[ Sending this direct since the Apache mailserver is rejecting my
e-mails at the moment ]
As I understand it, 1 and 2 receive a vote for 3 in the first round,
which causes them to vote for 3 in the second round. So in the
second
round, all votes cast are for 3. But 3 has died, so all votes for it
are discounted. 1 and 2 continue to vote for 3 ad infinitum, never
resetting their vote.
Does this sound plausible, or am I missing something?
cheers,
Henry
On Tue, Oct 27, 2009 at 3:48 PM, Flavio Junqueira <f...@yahoo-
inc.com>
wrote:
Hi Henry, I don't understand how 1 and 2 do not end up electing 2 in
your situation. If they exclude 3 in countVotes, then countVotes
will
end up returning 2 and not 3, assuming there is a vote for 2. What
am
I missing?
The problem with QuorumPeer you're pointing at was also an issue
with
the FLE tests, and I couldn't see an easy way around it other than
timing out and restarting leader election.
Cheers,
-Flavio
On Oct 27, 2009, at 6:35 AM, Henry Robinson wrote:
I've been working on adding a TCPResponderThread to the leader
election
process so that if a deployment needs to be TCP only, it can be
and still
use all election types. Testing this has exposed what might be a
race
condition in the leader election code that prevents a leader from
being
elected.
Here's the behaviour I see in LETest occasionally. With three nodes
(reduced
from 30 for ease of debugging), node 3 gets elected before either
node
1 or
node 2 finish their election (there is one round where each node
that
3 has
the highest id, and then 3 completes its second round by receiving
votes for
itself from 1 and 2, but 1 and 2 do not receive votes from 3).
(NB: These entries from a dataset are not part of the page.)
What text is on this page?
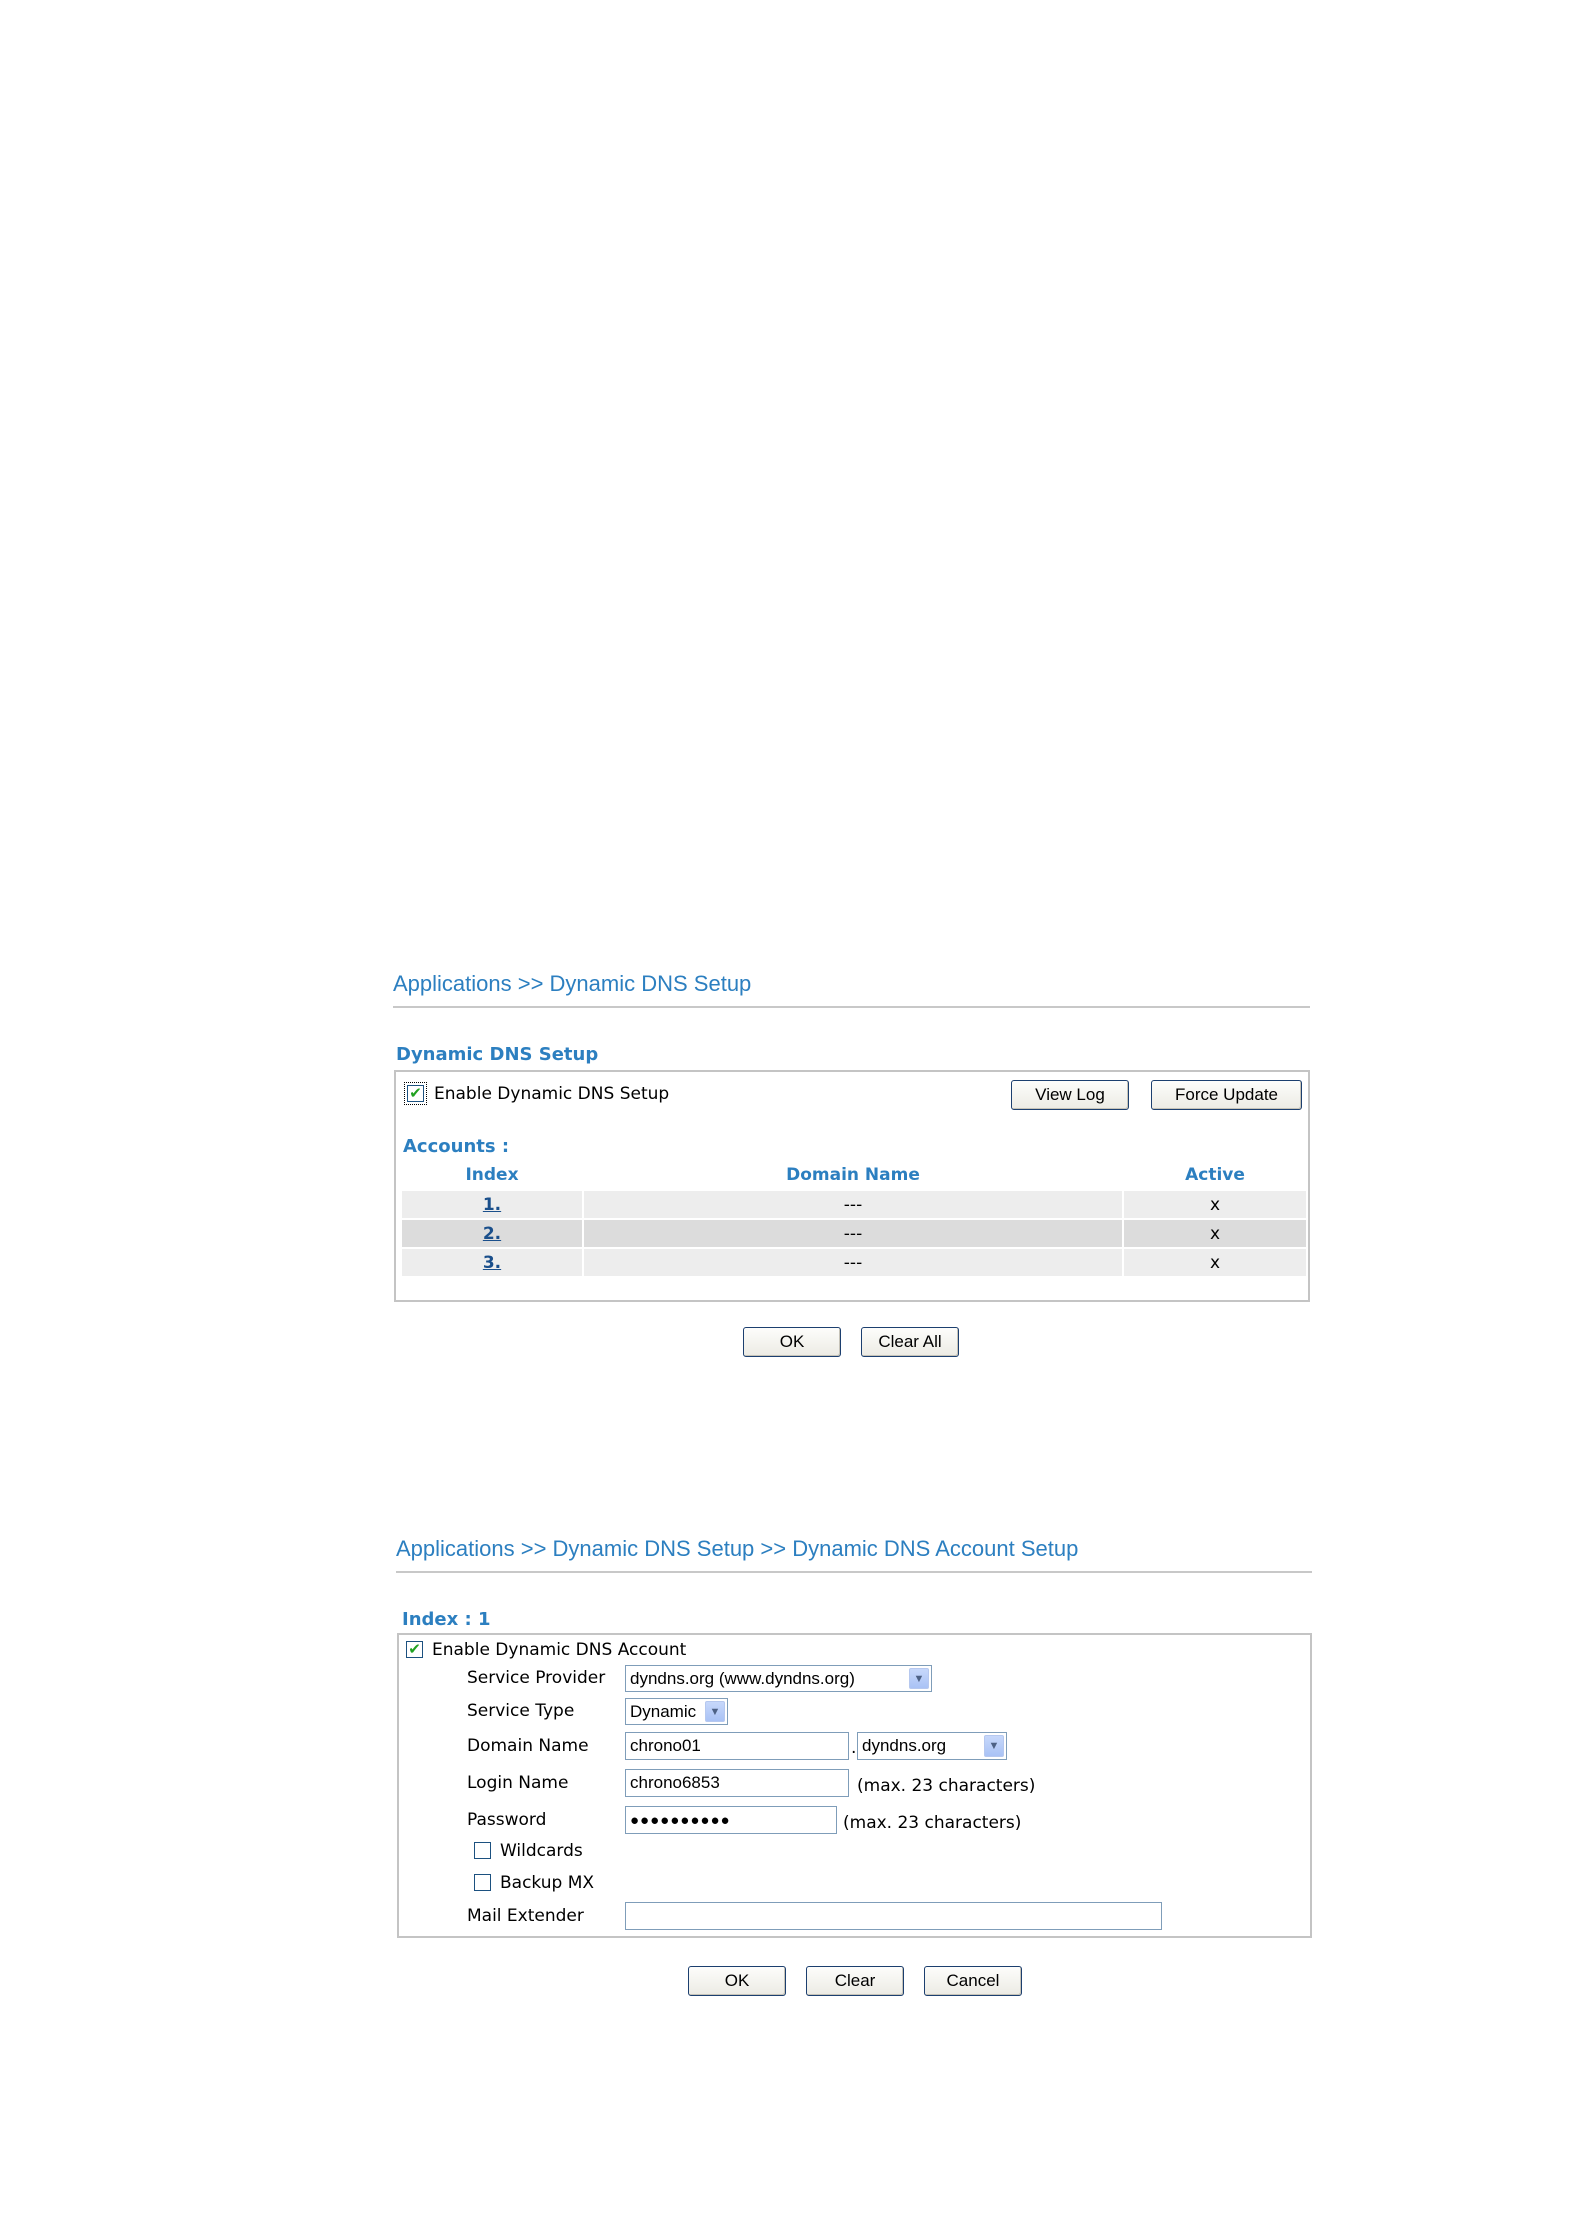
Applications >> Dynamic DNS Setup
Dynamic DNS Setup
✔ Enable Dynamic DNS Setup	View Log	Force Update
Accounts :
Index	Domain Name	Active
1.	---	x
2.	---	x
3.	---	x
OK	Clear All
Applications >> Dynamic DNS Setup >> Dynamic DNS Account Setup
Index : 1
✔ Enable Dynamic DNS Account
Service Provider dyndns.org (www.dyndns.org)	▼
Service Type	Dynamic	▼
Domain Name chrono01	. dyndns.org	▼
Login Name	chrono6853	(max. 23 characters)
Password	●●●●●●●●●●	(max. 23 characters)
Wildcards
Backup MX
Mail Extender
OK	Clear	Cancel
Now 3 is killed by the test harness. 1 and 2 are still voting for
it, but
every time they try, the vote tally excludes 3 since it hasn't
been heard
from. They then spin round the voting process, unable to reset their
vote. I
expect that the heartbeat mechanism in a running QuorumPeer takes
care of
this when the leader is lost, but the associated QuorumPeers aren't
running.
If this is the case, then there is a simple fix to reset the nodes
vote to
themselves if they are voting for a node that hasn't been heard
from. I
don't know why using TCP instead of UDP for the responder thread is
exacerbating this (and we can't rule out my introducing a bug :));
but as
it's a race condition the different timings associated with
waiting on
a TCP
socket might just be enough to expose the issue.
Can someone verify this might be possible / figure out what I
missed?
cheers,
Henry